Overview
What We Do
Business disputes are inevitable. How they are resolved determines whether you emerge in a stronger or weaker position. Shah Grossi represents clients in commercial disputes across all forums — from early negotiation and mediation through arbitration and litigation in state and federal courts.
Schedule a Consultation →Services Include
- —Commercial contract disputes
- —Partnership & shareholder disputes
- —Business tort claims
- —Employment litigation defense
- —IP infringement & enforcement
- —Real estate & lease disputes
- —JAMS & AAA arbitration proceedings
- —Mediation representation
Common Scenarios
Problems We Solve
- 01
A business partner is acting in clear breach of the operating or shareholder agreement, and the non-breaching partner is unsure whether to pursue damages, injunctive relief, or dissolution.
How we help: Dispute & Recovery · Business Law
- 02
A former employee has filed a wage-and-hour class action or PAGA representative claim, and the employer is facing exposure that compounds quickly across all current and former similarly situated employees.
How we help: Labor & Employment
- 03
A vendor, contractor, or customer has breached a material term — and the contract's arbitration clause, governing-law provision, or attorneys'-fees term is more favorable or less favorable than the client assumed.
How we help: Contracts
- 04
A competitor is infringing a trademark, copying trade dress, or misappropriating trade secrets, and the business needs injunctive relief quickly before the infringement causes irreversible market damage.
How we help: Intellectual Property
- 05
A landlord is asserting CAM charges, repair obligations, or termination rights that the lease does not clearly support — and the tenant needs to push back without jeopardizing the business relationship or the premises.
How we help: Real Estate & Commercial Leasing
Common Questions
Frequently Asked
Q.What is the difference between mediation and arbitration?
Mediation is a voluntary, confidential process in which a neutral mediator facilitates negotiation between the parties. The mediator cannot impose a result — any resolution requires agreement. Arbitration is a formal adjudication in which a neutral arbitrator (or panel) hears evidence and issues a binding decision. Mediation is often a required first step in commercial contracts; arbitration is a full alternative to litigation, commonly required by JAMS or AAA clauses. Each has distinct cost, speed, and strategic profiles.
Q.My business partner is breaching our agreement. What are my options?
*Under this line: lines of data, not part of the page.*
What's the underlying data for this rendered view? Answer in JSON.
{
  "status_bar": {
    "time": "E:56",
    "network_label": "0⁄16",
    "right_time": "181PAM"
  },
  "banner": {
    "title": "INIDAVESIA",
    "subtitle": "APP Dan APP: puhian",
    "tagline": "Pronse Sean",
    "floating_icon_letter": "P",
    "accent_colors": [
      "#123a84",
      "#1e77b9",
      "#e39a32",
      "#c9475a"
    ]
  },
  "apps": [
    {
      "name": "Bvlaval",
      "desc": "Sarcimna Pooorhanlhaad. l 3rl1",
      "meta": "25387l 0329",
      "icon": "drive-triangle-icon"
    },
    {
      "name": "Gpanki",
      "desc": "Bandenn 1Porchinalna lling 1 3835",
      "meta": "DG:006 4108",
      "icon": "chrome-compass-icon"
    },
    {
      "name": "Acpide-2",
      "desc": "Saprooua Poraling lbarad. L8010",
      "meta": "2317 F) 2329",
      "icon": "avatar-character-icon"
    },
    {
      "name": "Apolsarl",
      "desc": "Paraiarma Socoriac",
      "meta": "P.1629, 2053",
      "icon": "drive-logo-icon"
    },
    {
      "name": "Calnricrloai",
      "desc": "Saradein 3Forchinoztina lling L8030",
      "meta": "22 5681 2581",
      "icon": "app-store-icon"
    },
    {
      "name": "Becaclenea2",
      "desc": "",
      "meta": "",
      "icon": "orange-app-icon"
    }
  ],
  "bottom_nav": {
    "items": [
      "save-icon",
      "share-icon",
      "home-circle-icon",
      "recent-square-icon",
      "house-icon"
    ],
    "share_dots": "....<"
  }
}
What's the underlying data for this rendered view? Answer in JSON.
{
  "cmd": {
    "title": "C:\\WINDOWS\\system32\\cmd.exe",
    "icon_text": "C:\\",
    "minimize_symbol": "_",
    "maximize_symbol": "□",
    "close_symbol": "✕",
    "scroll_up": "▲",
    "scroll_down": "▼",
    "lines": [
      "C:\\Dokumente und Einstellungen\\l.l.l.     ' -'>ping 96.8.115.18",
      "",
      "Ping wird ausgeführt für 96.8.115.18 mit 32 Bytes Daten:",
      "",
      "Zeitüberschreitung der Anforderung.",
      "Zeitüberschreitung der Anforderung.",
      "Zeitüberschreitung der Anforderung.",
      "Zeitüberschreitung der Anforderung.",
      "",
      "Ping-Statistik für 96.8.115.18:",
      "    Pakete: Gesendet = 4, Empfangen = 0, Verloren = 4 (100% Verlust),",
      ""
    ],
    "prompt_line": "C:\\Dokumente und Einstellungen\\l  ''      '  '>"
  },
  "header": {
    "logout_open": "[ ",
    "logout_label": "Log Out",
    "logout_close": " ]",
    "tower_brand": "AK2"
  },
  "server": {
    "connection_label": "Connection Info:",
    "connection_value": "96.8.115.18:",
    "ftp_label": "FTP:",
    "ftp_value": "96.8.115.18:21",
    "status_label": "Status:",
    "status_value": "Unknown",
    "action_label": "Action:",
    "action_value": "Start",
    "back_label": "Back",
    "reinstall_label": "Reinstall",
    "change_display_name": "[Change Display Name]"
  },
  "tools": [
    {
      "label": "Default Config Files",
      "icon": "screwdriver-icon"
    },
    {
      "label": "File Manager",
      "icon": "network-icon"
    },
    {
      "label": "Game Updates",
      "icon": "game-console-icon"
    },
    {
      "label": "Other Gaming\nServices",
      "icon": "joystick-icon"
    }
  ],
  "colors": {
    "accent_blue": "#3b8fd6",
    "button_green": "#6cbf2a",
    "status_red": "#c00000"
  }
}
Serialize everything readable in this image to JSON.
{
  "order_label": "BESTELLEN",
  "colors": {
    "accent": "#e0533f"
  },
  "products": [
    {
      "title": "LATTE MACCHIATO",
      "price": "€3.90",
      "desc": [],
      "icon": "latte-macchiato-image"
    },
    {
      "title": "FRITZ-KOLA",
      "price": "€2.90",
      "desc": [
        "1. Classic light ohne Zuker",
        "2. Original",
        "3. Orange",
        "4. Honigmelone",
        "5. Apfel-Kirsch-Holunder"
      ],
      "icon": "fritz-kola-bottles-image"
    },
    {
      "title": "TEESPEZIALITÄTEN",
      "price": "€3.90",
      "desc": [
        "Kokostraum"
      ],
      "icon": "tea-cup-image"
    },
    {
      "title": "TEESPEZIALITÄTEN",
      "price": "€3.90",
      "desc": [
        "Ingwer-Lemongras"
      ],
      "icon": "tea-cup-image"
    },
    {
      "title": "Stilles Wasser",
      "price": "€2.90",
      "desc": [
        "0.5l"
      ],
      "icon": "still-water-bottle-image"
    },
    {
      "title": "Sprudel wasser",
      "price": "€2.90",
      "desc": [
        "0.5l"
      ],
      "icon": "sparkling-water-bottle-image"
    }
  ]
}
The first step is to document the breach and identify the specific provisions of the operating or shareholder agreement that apply. Options typically include demanding cure (where the agreement provides a cure period), seeking injunctive relief to stop ongoing harm, pursuing damages for losses caused by the breach, or initiating dissolution proceedings if the relationship is unrecoverable. California also provides statutory remedies for oppression of minority members. Strategy and sequence matter — the right first move often determines leverage throughout.
Related: Business Law · Dispute & Recovery
Q.What should I do when I receive a CRD (DFEH) complaint or EEOC charge?
Treat the charge as the beginning of potential litigation. The agency may pursue mediation, conduct an investigation, or issue a right-to-sue letter. Preserve all relevant documents immediately — payroll, timekeeping, communications, personnel files — and engage counsel early to respond strategically. Informal responses made before counsel is engaged can lock in admissions or positions that are difficult to walk back in later court proceedings. A measured, well-supported response often closes the matter at the agency level.
Related: Labor & Employment
Q.How long does business litigation take in California?
California state-court litigation typically takes 2 to 4 years from filing to trial, although many cases resolve earlier through settlement, summary judgment, or demurrer. Federal court timelines vary by district but often run slightly faster. Arbitration is usually the fastest route — commonly 12 to 18 months in commercial disputes. Timeline depends heavily on the complexity of the case, the court's docket, and whether the parties have incentive to resolve. Early assessment of realistic cost, timeline, and likely range of outcomes frames the decision to litigate or settle.
Q.When is a cease-and-desist letter the right first step?
A cease-and-desist letter is appropriate when the client has a clear legal basis for a claim and wants to put the other side on formal notice before escalating. It is most effective in trademark infringement, trade-dress violations, copyright infringement, unfair competition, and breaches of contractual restrictions. A well-drafted letter often resolves the matter without court proceedings — but a poorly drafted letter can undermine later litigation by disclosing the client's theory prematurely or signaling that enforcement is unlikely.
Related: Intellectual Property
Q.Does my contract's arbitration clause apply, and is it enforceable?
Arbitration clauses in commercial contracts are generally enforceable under the Federal Arbitration Act and California arbitration law, though certain consumer and employment arbitration provisions face additional scrutiny. The specific clause controls: which disputes are covered, which arbitration body (JAMS, AAA, ad hoc), where the arbitration is seated, how arbitrators are selected, and whether class arbitration is available. A strategically important first assessment in any dispute is whether the matter is actually arbitrable — and whether arbitration or litigation favors the client.